Why maintaining a healthy marriage is so important
There are many reasons why a healthy marriage is important. The most obvious reason is that it makes life richer and happier. You know the saying; happy wife, happy life.
In addition, a happy marriage is important for financial health. Divorce is financially devastating, thus the recommendation of “one house, one spouse” is critical advice to follow. For many people, choosing the right partner could be the best financial move you will ever make.
And finally, having a good relationship with you spouse is important for raising happy and health children. We are expecting our first child in a month and we have been reading a lot of baby-related books lately. One of those books is “Brain Rules for Baby: How to Raise a Smart and Healthy Child from Zero to Five” by John Medina. A key take home point form this book is that a strong relationship between parents helps foster a low-stress, safe environment for a baby to thrive and grow healthy. It’s important for my wife and I to strengthen our love as we prepare to extend our love to the baby that we will bring in to the world.
Amy @ Fivefeetsmall says
As someone who’s newly(ish) married, posts like these always resonate with me. We weren’t married in a church so we didn’t take the marriage course most couples do before tying the knot but we sometimes wish we had, as we’ve heard such great reviews about it! Marriage, Money, & Happiness are so intimately connected that it truly takes effort, and a lot of trial, & error to be successful in all 3. I’m always appreciative of the PF bloggers who speak openly about how they navigate the course. Great post!!
P.S. – Feel free to message me all the must eats in Japan!
drmcfrugal says
Hi Amy! Thanks for stopping by! Thanks for the kind words.
Yes, a marriage (just like a lot of other things) takes effort and dedication to make it work. A lot of times marriage is even tougher because it takes two to tango and you constantly have to be mindful and considerate of the other person’s feelings. That’s where the importance of communication skills, empathy, kindness, flexibility, open-mindedness, gratitude, and always making sure your partner feels appreciated and never taken for granted come in to play.
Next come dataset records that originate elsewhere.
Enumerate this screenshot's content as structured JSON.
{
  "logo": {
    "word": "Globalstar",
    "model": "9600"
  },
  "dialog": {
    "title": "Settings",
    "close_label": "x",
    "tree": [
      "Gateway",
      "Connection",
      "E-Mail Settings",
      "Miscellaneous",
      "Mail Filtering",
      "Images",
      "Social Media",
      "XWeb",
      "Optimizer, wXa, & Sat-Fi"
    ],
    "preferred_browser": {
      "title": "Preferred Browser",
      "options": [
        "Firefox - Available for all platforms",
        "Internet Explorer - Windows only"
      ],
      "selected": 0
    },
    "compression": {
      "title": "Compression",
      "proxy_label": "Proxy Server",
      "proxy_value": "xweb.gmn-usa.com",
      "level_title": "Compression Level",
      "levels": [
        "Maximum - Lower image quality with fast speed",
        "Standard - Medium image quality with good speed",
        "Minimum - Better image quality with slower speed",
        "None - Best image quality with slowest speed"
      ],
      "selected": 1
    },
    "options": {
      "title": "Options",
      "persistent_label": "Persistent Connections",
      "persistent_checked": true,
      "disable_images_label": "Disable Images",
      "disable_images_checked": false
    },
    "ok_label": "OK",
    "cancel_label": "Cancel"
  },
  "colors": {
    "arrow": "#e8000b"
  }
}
I don’t know if I’m the best person to recommend good eats in Japan because my wife and I only sought out vegan places (which were very few, and not super delicious in Japan). I will say though, 7-11’s are everywhere and if you need a snack like sushi, 7-11 is really convenient for decent quick food. Also, credit cards are not widely used in Japan, so be prepared to pay in cash 🙂
Amy @ Fivefeetsmall says
Thanks for the pro-tip! I’ll be sure to have a plentiful supply of cash. My sister just got back from Japan with her family & they are Vegan as well. I wish I would have found you sooner so I could have made recommendations for her!
Financial Orchid says
Thanks for sharing. The lessons above are definitely worthy of remembering.
Haha the workout stories sounds like a clip from Wong fu productions
drmcfrugal says
Thanks for the kind comment! Yes, being in a loving relationship taught me a lot of life lessons. I remember watching Wong Fu’s early work back in college 15 years ago. So talented!